Le phénomène du Mosquito : entre technologie et controverse
Depuis sa première apparition dans les rues de Tokyo en 2009 , le dispositif appelé le Mosquito a suscité de nombreux débats. Utilisé pour contrer les actes de vandalismes, principalement commis par des groupes de jeunes, il vise à créer un environnement moins attrayant pour ces derniers en diffusant un bruit aigu, inaudible pour les adultes. Ce bruit, qui n’est pas perçu par ceux ayant dépassé la trentaine, a immédiatement attiré l’attention des autorités locales cherchant à préserver la tranquillité de l’espace public.
Origines et développement du Mosquito
La conception de ce dispositif remonte à 2005 , lorsque Howard Stapleton , un ingénieur britannique, a décidé de créer une solution contre le bruit et le désordre provoqués par les adolescents dans certaines zones urbaines. Inspiré par une expérience personnelle où il avait été gêné par un son high-frequency inaudible pour les adultes, Stapleton a développé le Mosquito. Sa création repose sur le principe que les jeunes sont plus sensibles aux sons aigus, tandis que les adultes, avec l’âge, perdent cette capacité d’écoute.
Une solution innovante, mais controversée
La première installation du Mosquito a eu lieu à Barry , au pays de Galles. Dans cette localité, les commerçants avaient du mal à gérer des groupes de jeunes qui causaient des nuisances.
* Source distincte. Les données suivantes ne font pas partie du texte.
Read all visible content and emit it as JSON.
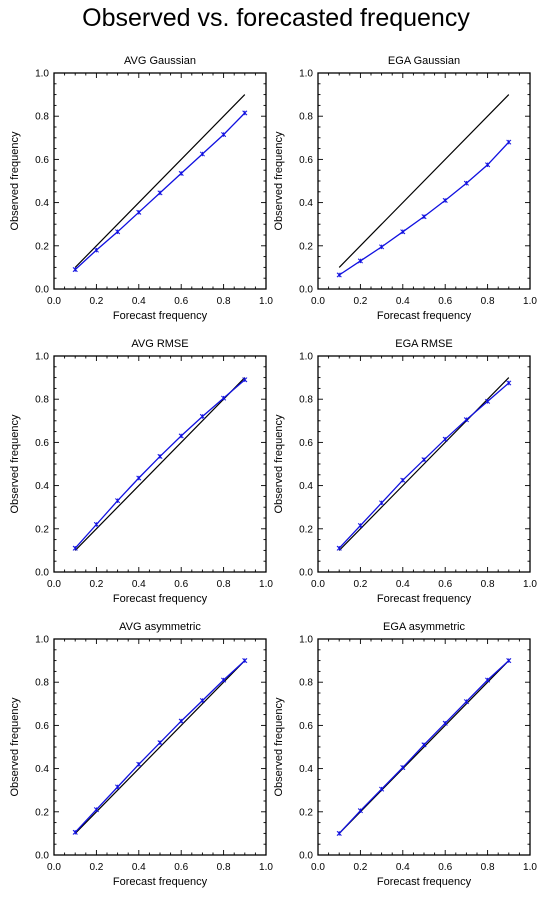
{
  "page": {
    "title": "Observed vs. forecasted frequency"
  },
  "chart_data": [
    {
      "type": "line",
      "title": "AVG Gaussian",
      "xlabel": "Forecast frequency",
      "ylabel": "Observed frequency",
      "xlim": [
        0,
        1
      ],
      "ylim": [
        0,
        1
      ],
      "xticks": [
        "0.0",
        "0.2",
        "0.4",
        "0.6",
        "0.8",
        "1.0"
      ],
      "yticks": [
        "0.0",
        "0.2",
        "0.4",
        "0.6",
        "0.8",
        "1.0"
      ],
      "series": [
        {
          "color": "#000000",
          "x": [
            0.1,
            0.9
          ],
          "y": [
            0.1,
            0.9
          ],
          "markers": false
        },
        {
          "color": "#1010e0",
          "x": [
            0.1,
            0.2,
            0.3,
            0.4,
            0.5,
            0.6,
            0.7,
            0.8,
            0.9
          ],
          "y": [
            0.09,
            0.18,
            0.265,
            0.355,
            0.445,
            0.535,
            0.625,
            0.715,
            0.815
          ],
          "markers": true
        }
      ]
    },
    {
      "type": "line",
      "title": "EGA Gaussian",
      "xlabel": "Forecast frequency",
      "ylabel": "Observed frequency",
      "xlim": [
        0,
        1
      ],
      "ylim": [
        0,
        1
      ],
      "xticks": [
        "0.0",
        "0.2",
        "0.4",
        "0.6",
        "0.8",
        "1.0"
      ],
      "yticks": [
        "0.0",
        "0.2",
        "0.4",
        "0.6",
        "0.8",
        "1.0"
      ],
      "series": [
        {
          "color": "#000000",
          "x": [
            0.1,
            0.9
          ],
          "y": [
            0.1,
            0.9
          ],
          "markers": false
        },
        {
          "color": "#1010e0",
          "x": [
            0.1,
            0.2,
            0.3,
            0.4,
            0.5,
            0.6,
            0.7,
            0.8,
            0.9
          ],
          "y": [
            0.065,
            0.13,
            0.195,
            0.265,
            0.335,
            0.41,
            0.49,
            0.575,
            0.68
          ],
          "markers": true
        }
      ]
    },
    {
      "type": "line",
      "title": "AVG RMSE",
      "xlabel": "Forecast frequency",
      "ylabel": "Observed frequency",
      "xlim": [
        0,
        1
      ],
      "ylim": [
        0,
        1
      ],
      "xticks": [
        "0.0",
        "0.2",
        "0.4",
        "0.6",
        "0.8",
        "1.0"
      ],
      "yticks": [
        "0.0",
        "0.2",
        "0.4",
        "0.6",
        "0.8",
        "1.0"
      ],
      "series": [
        {
          "color": "#000000",
          "x": [
            0.1,
            0.9
          ],
          "y": [
            0.1,
            0.9
          ],
          "markers": false
        },
        {
          "color": "#1010e0",
          "x": [
            0.1,
            0.2,
            0.3,
            0.4,
            0.5,
            0.6,
            0.7,
            0.8,
            0.9
          ],
          "y": [
            0.11,
            0.22,
            0.33,
            0.435,
            0.535,
            0.63,
            0.72,
            0.805,
            0.89
          ],
          "markers": true
        }
      ]
    },
    {
      "type": "line",
      "title": "EGA RMSE",
      "xlabel": "Forecast frequency",
      "ylabel": "Observed frequency",
      "xlim": [
        0,
        1
      ],
      "ylim": [
        0,
        1
      ],
      "xticks": [
        "0.0",
        "0.2",
        "0.4",
        "0.6",
        "0.8",
        "1.0"
      ],
      "yticks": [
        "0.0",
        "0.2",
        "0.4",
        "0.6",
        "0.8",
        "1.0"
      ],
      "series": [
        {
          "color": "#000000",
          "x": [
            0.1,
            0.9
          ],
          "y": [
            0.1,
            0.9
          ],
          "markers": false
        },
        {
          "color": "#1010e0",
          "x": [
            0.1,
            0.2,
            0.3,
            0.4,
            0.5,
            0.6,
            0.7,
            0.8,
            0.9
          ],
          "y": [
            0.11,
            0.215,
            0.32,
            0.425,
            0.52,
            0.615,
            0.705,
            0.79,
            0.875
          ],
          "markers": true
        }
      ]
    },
    {
      "type": "line",
      "title": "AVG asymmetric",
      "xlabel": "Forecast frequency",
      "ylabel": "Observed frequency",
      "xlim": [
        0,
        1
      ],
      "ylim": [
        0,
        1
      ],
      "xticks": [
        "0.0",
        "0.2",
        "0.4",
        "0.6",
        "0.8",
        "1.0"
      ],
      "yticks": [
        "0.0",
        "0.2",
        "0.4",
        "0.6",
        "0.8",
        "1.0"
      ],
      "series": [
        {
          "color": "#000000",
          "x": [
            0.1,
            0.9
          ],
          "y": [
            0.1,
            0.9
          ],
          "markers": false
        },
        {
          "color": "#1010e0",
          "x": [
            0.1,
            0.2,
            0.3,
            0.4,
            0.5,
            0.6,
            0.7,
            0.8,
            0.9
          ],
          "y": [
            0.105,
            0.21,
            0.315,
            0.42,
            0.52,
            0.62,
            0.715,
            0.81,
            0.9
          ],
          "markers": true
        }
      ]
    },
    {
      "type": "line",
      "title": "EGA asymmetric",
      "xlabel": "Forecast frequency",
      "ylabel": "Observed frequency",
      "xlim": [
        0,
        1
      ],
      "ylim": [
        0,
        1
      ],
      "xticks": [
        "0.0",
        "0.2",
        "0.4",
        "0.6",
        "0.8",
        "1.0"
      ],
      "yticks": [
        "0.0",
        "0.2",
        "0.4",
        "0.6",
        "0.8",
        "1.0"
      ],
      "series": [
        {
          "color": "#000000",
          "x": [
            0.1,
            0.9
          ],
          "y": [
            0.1,
            0.9
          ],
          "markers": false
        },
        {
          "color": "#1010e0",
          "x": [
            0.1,
            0.2,
            0.3,
            0.4,
            0.5,
            0.6,
            0.7,
            0.8,
            0.9
          ],
          "y": [
            0.1,
            0.205,
            0.305,
            0.405,
            0.51,
            0.61,
            0.71,
            0.81,
            0.9
          ],
          "markers": true
        }
      ]
    }
  ]
}
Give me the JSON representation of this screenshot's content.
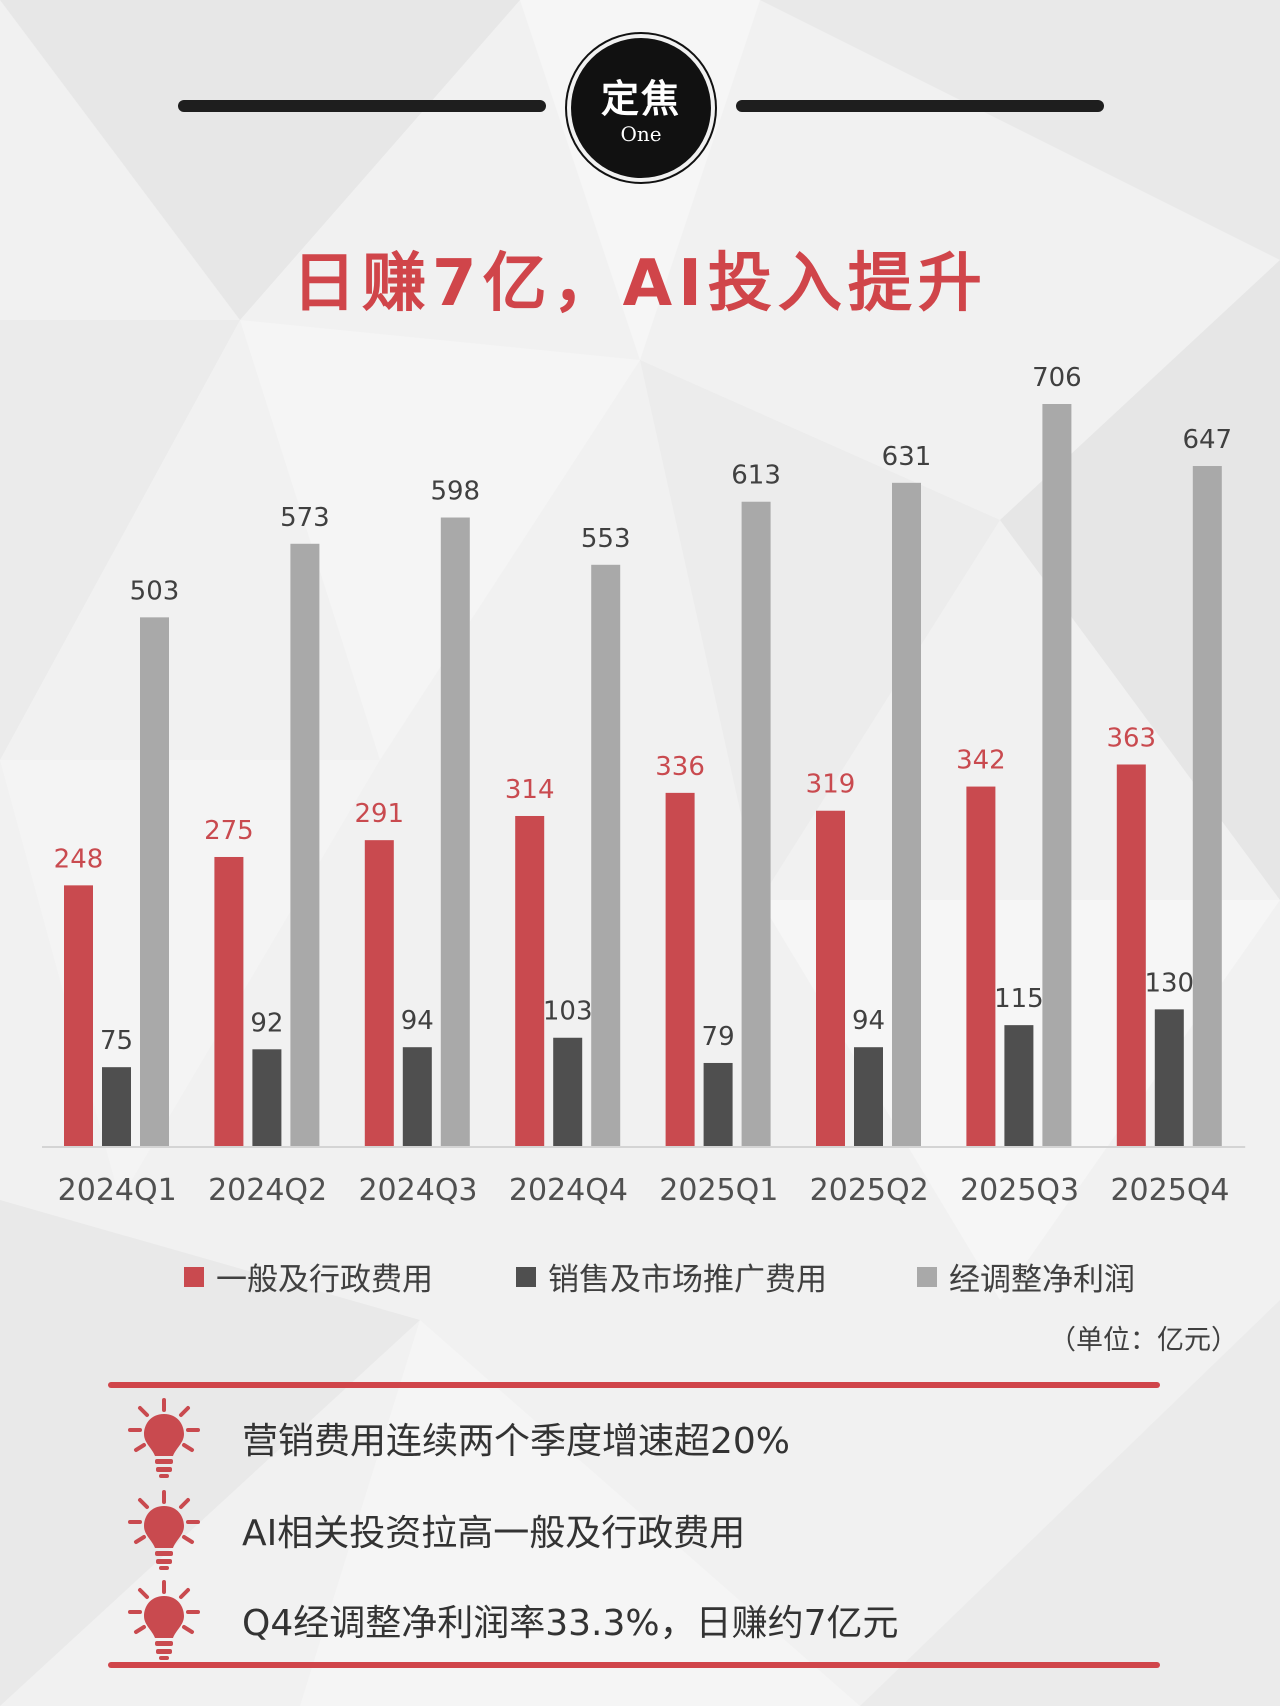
{
  "header": {
    "badge_main": "定焦",
    "badge_sub": "One",
    "title": "日赚7亿，AI投入提升"
  },
  "chart_data": {
    "type": "bar",
    "title": "",
    "xlabel": "",
    "ylabel": "",
    "categories": [
      "2024Q1",
      "2024Q2",
      "2024Q3",
      "2024Q4",
      "2025Q1",
      "2025Q2",
      "2025Q3",
      "2025Q4"
    ],
    "series": [
      {
        "name": "一般及行政费用",
        "color": "#c94a4f",
        "label_color": "#c94a4f",
        "values": [
          248,
          275,
          291,
          314,
          336,
          319,
          342,
          363
        ]
      },
      {
        "name": "销售及市场推广费用",
        "color": "#4f4f4f",
        "label_color": "#404040",
        "values": [
          75,
          92,
          94,
          103,
          79,
          94,
          115,
          130
        ]
      },
      {
        "name": "经调整净利润",
        "color": "#a9a9a9",
        "label_color": "#404040",
        "values": [
          503,
          573,
          598,
          553,
          613,
          631,
          706,
          647
        ]
      }
    ],
    "ylim": [
      0,
      706
    ],
    "grid": false,
    "legend_position": "bottom",
    "unit_note": "（单位：亿元）"
  },
  "notes": [
    {
      "icon": "lightbulb-icon",
      "text": "营销费用连续两个季度增速超20%"
    },
    {
      "icon": "lightbulb-icon",
      "text": "AI相关投资拉高一般及行政费用"
    },
    {
      "icon": "lightbulb-icon",
      "text": "Q4经调整净利润率33.3%，日赚约7亿元"
    }
  ],
  "colors": {
    "accent": "#d0454a",
    "dark": "#111111",
    "background": "#f1f1f1"
  }
}
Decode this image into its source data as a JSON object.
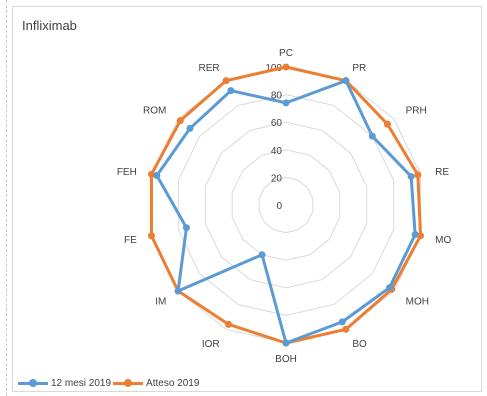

Avec l’implémentation du Mosquito, la situation a radicalement changé ; les jeunes se sont progressivement éloignés des lieux, laissant les commerces reprendre un certain calme. Cependant, cette mesure a également soulevé des inquiétudes éthiques et sociopolitiques, engendrant un débat sur l’équilibre entre la sécurité publique et les droits des jeunes.
Fonctionnement du Mosquito
Le Mosquito émet un son aigu, généralement au-dessus de 17 kHz . Ce bruit, d’une intensité de jusqu’à 80 décibels , provoque un certain inconfort chez ceux qui peuvent l’entendre, sans pour autant être douloureux . Selon Stapleton, son but n’est pas de blesser mais bien de dissuader, en rendant les lieux peu attractifs pour les jeunes indésirables. L’idée est que ce dispositif ne remplace pas l’autorité policière, mais fonctionne comme une barrière sonore.
Une adoption nationale et internationale
Après son succès au Royaume-Uni, le Mosquito a commencé à être installé dans divers pays, incluant les États-Unis et plus récemment le Japon . La municipalité d’Adachi, à Tokyo, a décidé de tester le dispositif dans un parc public en espérant réduire les incivilités. Cette option technologique, séduisante en raison de son caractère non-invasif, a été accueillie avec un mélange d’enthousiasme et de scepticisme.
Danger des tensions légales et éthiques
Le Mosquito n’est pas sans controverse. Son utilisation a soulevé des questions concernant les droits humains et la discrimination envers les jeunes. Des organisations dénoncent le fait qu’une telle technologie pourrait contribué à marginaliser davantage déjà des groupes de jeunes en proie à des difficultés économiques et sociales. Selon un rapport du Conseil de l’Europe , l’utilisation du Mosquito pourrait être considérée comme dégradante et discriminatoire . Des pays comme la Belgique et la France ont même vu des décisions judiciaires interdire son emploi, tandis qu’en Irlande , son utilisation pourrait potentiellement être qualifiée d’agression.
Conclusion
Le Mosquito représente un cas d’école sur la façon dont les technologies peuvent être utilisées dans le cadre de la sécurité publique , mais pose également des questions délicates sur la marginalisation des jeunes et les limites de l’application des technologies dans les espaces publics. Alors que certaines communautés saluent cette approche innovante pour combattre le désordre urbain, d’autres plaideraient pour des solutions plus inclusives et respectueuses des droits de chaque individu. L’avenir de dispositifs comme le Mosquito dépendra probablement d’un équilibre délicat entre sécurité et respect des droits fondamentaux.